Cancer de la bouche : les non-fumeurs plus à risque ?

Publié le 08 Mars 2018 à 12h13 par Chloé Parisse, journaliste santé
Une étude canadienne démontre que les lésions orales potentiellement malignes chez les non-fumeurs auraient un risque plus élevé d'évoluer vers un cancer que chez les fumeurs.

© Adobe StockLe tabagisme est l'un des principaux facteurs de risque associés au cancer de la bouche. Néanmoins la génétique pourrait également y être pour quelque chose. Des scientifiques de l'Université de Colombie-Britannique au Canada ont découvert que les lésions buccales précancéreuses évoluaient plus vite et de façon plus élevée chez les non-fumeurs plutôt que chez les fumeurs.

Les lésions du plancher buccal évoluait 38 fois plus vite chez les non-fumeurs

Les chercheurs ont mené leur analyse pendant 10 ans. Les 455 participants étaient atteints d'une dysplasie épithéliale orale, c'est-à-dire une lésion précancéreuse dans la bouche, 233 présentaient des lésions légères et 212 des lésions modérées. Parmi eux, 139 étaient non-fumeurs et 306 étaient fumeurs. Les informations cliniques comme la taille et l'apparence de la lésion ont été comparées entre les deux groupes.

Les résultats, publiés dans la revue Oral Oncology en mars 2018, ont montré que les lésions chez les non-fumeurs étaient principalement localisées sur la langue alors que les lésions chez les fumeurs étaient surtout localisées au niveau du plancher de la bouche. Les recherches ont également révélé que la dysplasie épithéliale orale chez les non-fumeurs progressait deux fois plus vite vers le cancer. Encore plus étonnant, quand la lésion se situait dans le plancher buccal des non-fumeurs, elle évoluait 38 fois plus vite que chez les fumeurs.

En cause : la génétique

La dysplasie épithéliale orale serait le résultat de facteurs environnementaux comme le tabac alors que chez les non-fumeurs, la responsabilité reposerait sur la génétique ou les mutations génétiques, expliquent les chercheurs. Leigha Rock, une des auteurs de l'étude, a déclaré dans un communiqué : "Nos résultats montrent que les marqueurs génomiques moléculaires peuvent identifier les lésions à haut risque, indépendamment des habitudes à risque comme le tabagisme, et devraient être une considération importante dans la gestion des patients."
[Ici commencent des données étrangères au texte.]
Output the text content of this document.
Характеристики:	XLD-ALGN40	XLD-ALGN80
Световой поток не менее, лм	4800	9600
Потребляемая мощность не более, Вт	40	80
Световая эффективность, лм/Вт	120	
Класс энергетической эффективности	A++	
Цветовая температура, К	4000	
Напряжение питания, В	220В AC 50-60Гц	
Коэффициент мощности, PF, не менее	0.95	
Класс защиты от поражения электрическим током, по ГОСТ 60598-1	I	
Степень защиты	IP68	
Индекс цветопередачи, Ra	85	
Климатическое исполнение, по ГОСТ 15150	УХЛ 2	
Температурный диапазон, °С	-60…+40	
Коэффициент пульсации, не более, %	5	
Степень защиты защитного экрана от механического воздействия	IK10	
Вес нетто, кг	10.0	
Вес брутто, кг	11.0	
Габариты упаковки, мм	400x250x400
Cette étude nous apprend l'importance de prêter attention aux lésions buccales chez les non-fumeurs. "Si vous voyez une lésion chez un fumeur, soyez inquiet. Si vous voyez une lésion chez un non-fumeur, soyez très inquiet. Ne vous dîtes pas qu'il ne peut pas s'agir d'un cancer parce qu'il ne fume pas puisque notre recherche indique que les non-fumeurs pourraient être plus à risque" prévient la chercheuse.